# Forum Home Renovation Metalwork & Welding  Need someone to bend Flat Steel Bar in Melbourne

## JK200SX

Hello Guys, 
I need help in finding someone who can bend some flat steel bar, for legs for a coffee table and a side table that I'm making. 
To give you an idea, I need to get the bar bent, similar to what is shown in the attached photo here:
http://www.plumedesign.com.au/shop/images/lillia%20round%20dia%201000%20$559.jpg 
The material is 40x10 Flat steel bar, and the attachment below shows  what I need to get bent, ie 2 pieces of item "A", and 2 pieces of item  "B". 
Ideally if you know anyone in Melbourne's Northern suburbs, please provide their details here, or PM me?

----------


## Marc

Mate, if you want 40x10mm flat bar bent, google metal bending in Melbourne and start ringing around. Most will not do small jobs but some will. 
As fas as that drawing you posted, I can't see any relation between your drawing and the above picture. The engineering place will need something a bit clearer.
Also ... cold bending 40x10 will not produce a sharp edge like the one in the picture above. You can either do that in a forge or cutting and welding back and grinding flat. A very easy job for a blacksmith.

----------


## JK200SX

Marc, 
Item/Drawing "A" in the attachment, is the 2 profiles that will be used to make the crossed steel frame in the picture, ie flip one of the 2upside sown and rotate by 90 degrees and they will then just need to be welded - I can do that.
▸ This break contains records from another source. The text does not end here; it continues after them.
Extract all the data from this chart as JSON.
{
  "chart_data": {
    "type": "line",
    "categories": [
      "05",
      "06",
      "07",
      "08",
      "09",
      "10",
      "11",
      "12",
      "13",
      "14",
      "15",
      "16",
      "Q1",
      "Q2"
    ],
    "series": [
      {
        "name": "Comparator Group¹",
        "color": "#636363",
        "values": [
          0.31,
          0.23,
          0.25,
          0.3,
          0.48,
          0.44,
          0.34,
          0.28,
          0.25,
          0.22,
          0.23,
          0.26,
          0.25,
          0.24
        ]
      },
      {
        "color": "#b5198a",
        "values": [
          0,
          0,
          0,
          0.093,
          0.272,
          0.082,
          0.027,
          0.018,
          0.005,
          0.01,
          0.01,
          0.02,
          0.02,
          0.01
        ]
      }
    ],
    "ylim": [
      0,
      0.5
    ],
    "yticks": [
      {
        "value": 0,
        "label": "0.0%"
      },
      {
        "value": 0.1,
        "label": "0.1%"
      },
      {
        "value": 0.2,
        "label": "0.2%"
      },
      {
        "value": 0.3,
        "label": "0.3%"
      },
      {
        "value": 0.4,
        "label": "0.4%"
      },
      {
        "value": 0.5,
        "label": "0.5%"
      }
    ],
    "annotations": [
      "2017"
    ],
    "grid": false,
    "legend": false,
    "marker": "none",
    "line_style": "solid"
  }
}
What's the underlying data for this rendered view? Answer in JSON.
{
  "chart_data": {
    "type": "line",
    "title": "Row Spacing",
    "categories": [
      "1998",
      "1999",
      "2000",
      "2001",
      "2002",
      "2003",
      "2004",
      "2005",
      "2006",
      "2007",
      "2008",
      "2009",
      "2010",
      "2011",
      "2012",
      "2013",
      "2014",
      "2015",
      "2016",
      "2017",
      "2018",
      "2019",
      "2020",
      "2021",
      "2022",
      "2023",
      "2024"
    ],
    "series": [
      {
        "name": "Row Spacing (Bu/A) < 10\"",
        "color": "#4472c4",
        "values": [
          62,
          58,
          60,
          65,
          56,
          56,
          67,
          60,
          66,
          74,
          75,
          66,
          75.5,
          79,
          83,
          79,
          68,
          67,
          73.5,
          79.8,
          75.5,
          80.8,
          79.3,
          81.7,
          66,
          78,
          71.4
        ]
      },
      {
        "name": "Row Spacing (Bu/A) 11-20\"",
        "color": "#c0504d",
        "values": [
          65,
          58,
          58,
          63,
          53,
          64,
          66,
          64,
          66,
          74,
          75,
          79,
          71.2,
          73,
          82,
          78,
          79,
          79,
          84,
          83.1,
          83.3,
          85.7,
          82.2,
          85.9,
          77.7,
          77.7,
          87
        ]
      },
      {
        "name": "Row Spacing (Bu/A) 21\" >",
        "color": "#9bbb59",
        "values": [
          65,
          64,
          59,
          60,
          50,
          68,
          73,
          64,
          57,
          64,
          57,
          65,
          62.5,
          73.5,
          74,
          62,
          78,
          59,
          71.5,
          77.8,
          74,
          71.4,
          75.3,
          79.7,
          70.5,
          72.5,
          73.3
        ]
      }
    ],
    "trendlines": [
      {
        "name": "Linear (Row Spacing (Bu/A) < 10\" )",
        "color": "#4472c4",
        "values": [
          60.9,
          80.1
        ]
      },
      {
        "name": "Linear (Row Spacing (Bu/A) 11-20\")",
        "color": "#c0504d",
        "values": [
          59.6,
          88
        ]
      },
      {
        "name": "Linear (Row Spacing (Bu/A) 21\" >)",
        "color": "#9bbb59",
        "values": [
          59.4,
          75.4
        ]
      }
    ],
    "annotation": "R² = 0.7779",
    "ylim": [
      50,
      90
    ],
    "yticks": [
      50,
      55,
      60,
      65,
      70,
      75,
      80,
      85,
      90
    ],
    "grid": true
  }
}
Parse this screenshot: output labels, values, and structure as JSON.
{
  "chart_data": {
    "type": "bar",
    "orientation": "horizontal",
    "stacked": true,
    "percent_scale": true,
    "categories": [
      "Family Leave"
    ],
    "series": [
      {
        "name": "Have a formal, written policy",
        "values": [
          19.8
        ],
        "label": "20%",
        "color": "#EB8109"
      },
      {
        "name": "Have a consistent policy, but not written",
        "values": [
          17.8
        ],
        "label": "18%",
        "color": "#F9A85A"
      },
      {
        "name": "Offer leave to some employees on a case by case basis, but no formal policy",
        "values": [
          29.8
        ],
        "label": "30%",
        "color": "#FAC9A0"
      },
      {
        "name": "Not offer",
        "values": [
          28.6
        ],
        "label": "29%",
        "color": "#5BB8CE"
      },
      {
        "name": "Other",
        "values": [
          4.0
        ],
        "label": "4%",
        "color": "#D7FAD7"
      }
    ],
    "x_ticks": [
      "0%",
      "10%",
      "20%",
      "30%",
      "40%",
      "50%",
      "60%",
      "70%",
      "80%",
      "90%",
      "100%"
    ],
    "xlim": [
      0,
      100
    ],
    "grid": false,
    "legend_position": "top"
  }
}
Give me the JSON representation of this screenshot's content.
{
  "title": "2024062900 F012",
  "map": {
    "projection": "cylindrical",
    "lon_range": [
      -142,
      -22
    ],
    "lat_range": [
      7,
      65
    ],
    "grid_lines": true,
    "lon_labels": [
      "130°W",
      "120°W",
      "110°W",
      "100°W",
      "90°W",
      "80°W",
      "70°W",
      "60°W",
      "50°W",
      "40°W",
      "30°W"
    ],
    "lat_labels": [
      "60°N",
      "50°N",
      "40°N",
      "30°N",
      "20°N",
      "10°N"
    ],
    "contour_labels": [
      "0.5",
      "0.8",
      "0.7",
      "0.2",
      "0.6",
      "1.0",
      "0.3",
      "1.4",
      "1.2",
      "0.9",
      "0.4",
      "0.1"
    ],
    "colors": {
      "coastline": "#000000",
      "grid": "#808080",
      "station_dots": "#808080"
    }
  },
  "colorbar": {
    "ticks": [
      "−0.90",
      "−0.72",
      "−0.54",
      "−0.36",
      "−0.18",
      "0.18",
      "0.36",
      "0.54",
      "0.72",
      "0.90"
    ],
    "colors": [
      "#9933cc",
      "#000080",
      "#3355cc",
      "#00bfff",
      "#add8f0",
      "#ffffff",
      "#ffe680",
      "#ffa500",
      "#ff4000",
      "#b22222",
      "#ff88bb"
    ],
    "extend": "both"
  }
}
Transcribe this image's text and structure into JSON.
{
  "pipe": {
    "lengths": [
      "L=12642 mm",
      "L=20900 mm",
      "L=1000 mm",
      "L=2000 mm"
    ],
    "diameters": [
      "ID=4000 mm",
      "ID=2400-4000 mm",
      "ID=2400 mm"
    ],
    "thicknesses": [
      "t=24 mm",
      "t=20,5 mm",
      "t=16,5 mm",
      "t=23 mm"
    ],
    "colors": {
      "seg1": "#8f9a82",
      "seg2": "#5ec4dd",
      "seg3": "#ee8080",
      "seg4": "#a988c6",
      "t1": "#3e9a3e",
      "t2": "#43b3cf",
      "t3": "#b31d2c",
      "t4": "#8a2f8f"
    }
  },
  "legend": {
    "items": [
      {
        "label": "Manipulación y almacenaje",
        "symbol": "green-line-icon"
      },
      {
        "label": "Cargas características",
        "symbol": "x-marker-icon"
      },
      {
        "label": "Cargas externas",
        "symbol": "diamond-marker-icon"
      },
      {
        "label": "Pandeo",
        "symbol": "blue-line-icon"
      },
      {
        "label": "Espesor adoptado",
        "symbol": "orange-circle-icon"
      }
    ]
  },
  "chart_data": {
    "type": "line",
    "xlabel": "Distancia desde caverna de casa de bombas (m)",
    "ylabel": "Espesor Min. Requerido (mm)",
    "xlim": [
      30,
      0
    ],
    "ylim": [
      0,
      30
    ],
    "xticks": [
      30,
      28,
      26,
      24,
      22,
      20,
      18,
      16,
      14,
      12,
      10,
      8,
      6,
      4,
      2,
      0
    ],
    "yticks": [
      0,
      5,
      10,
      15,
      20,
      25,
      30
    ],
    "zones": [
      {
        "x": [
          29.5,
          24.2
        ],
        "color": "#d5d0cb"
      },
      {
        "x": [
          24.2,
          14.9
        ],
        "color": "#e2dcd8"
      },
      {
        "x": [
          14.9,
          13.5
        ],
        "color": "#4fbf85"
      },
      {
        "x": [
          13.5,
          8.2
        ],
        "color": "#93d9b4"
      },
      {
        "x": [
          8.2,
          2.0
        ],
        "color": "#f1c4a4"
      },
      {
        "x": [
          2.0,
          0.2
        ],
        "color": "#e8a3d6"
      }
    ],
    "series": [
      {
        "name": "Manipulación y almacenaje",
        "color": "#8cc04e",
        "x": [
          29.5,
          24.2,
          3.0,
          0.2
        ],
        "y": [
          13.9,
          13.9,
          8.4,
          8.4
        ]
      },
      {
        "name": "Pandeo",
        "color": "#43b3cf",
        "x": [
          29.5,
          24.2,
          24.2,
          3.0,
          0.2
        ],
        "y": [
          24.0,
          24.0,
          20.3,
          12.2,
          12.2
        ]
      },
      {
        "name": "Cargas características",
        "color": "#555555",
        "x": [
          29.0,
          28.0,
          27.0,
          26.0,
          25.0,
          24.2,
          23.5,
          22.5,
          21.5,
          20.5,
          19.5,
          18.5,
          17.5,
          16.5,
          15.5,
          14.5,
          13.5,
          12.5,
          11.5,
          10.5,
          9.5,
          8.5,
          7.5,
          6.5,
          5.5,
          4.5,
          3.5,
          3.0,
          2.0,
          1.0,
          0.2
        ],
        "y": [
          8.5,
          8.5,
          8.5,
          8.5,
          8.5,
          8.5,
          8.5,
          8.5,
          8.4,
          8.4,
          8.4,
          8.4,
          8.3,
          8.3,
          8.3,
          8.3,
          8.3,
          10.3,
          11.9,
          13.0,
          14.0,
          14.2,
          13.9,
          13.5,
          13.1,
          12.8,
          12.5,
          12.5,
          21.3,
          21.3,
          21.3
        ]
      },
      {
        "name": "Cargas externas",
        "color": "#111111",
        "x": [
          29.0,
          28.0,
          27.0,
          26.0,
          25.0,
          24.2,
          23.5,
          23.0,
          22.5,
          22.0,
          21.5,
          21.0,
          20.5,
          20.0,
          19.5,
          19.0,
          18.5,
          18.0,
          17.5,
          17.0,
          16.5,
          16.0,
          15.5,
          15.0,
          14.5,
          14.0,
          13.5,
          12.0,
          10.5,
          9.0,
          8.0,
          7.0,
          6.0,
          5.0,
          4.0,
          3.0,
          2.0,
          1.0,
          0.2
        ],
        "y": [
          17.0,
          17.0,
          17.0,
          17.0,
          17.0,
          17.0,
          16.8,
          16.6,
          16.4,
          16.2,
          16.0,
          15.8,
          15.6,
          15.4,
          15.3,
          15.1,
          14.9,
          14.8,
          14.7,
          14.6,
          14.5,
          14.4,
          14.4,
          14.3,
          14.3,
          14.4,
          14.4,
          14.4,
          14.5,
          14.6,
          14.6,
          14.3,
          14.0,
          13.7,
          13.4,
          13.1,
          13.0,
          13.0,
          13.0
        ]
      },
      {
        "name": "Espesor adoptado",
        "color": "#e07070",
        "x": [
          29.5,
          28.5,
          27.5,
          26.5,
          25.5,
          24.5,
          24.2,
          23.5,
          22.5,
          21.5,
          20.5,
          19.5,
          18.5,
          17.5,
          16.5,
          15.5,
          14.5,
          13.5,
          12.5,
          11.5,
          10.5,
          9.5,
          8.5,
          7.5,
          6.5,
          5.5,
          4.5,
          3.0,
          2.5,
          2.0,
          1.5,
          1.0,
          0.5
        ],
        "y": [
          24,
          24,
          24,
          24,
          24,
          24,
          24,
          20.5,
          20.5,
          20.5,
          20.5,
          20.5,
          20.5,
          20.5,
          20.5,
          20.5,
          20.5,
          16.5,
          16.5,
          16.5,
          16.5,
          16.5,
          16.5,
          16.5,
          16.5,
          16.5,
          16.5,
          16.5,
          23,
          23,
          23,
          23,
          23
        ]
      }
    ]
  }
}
I'm only interested in someone bending the steel bar only.

----------


## JK200SX

Oh, and item "B" in the drawing is for another table with uncrossed legs.....

----------


## PlatypusGardens

By the time you've taken it somewhere, dropped it off, picked it up and paid for it......you could probably cut and weld it yourself. 
Round the outer corners of the frame with a coarse flap disc....    :Smilie:

----------


## Marc

:What he said: 
If you can weld 10 mm thick and have the machine for it, you can cut the steel with a thin kerf disk about 7mm leaving 3mm uncut. Bend carefully preferably when still hot from the cut.
Weld and grind and weld and grind again until it is how you want it. 
10mm cold bent will not be sharp and will need some grinding on the side that will bulge out.

----------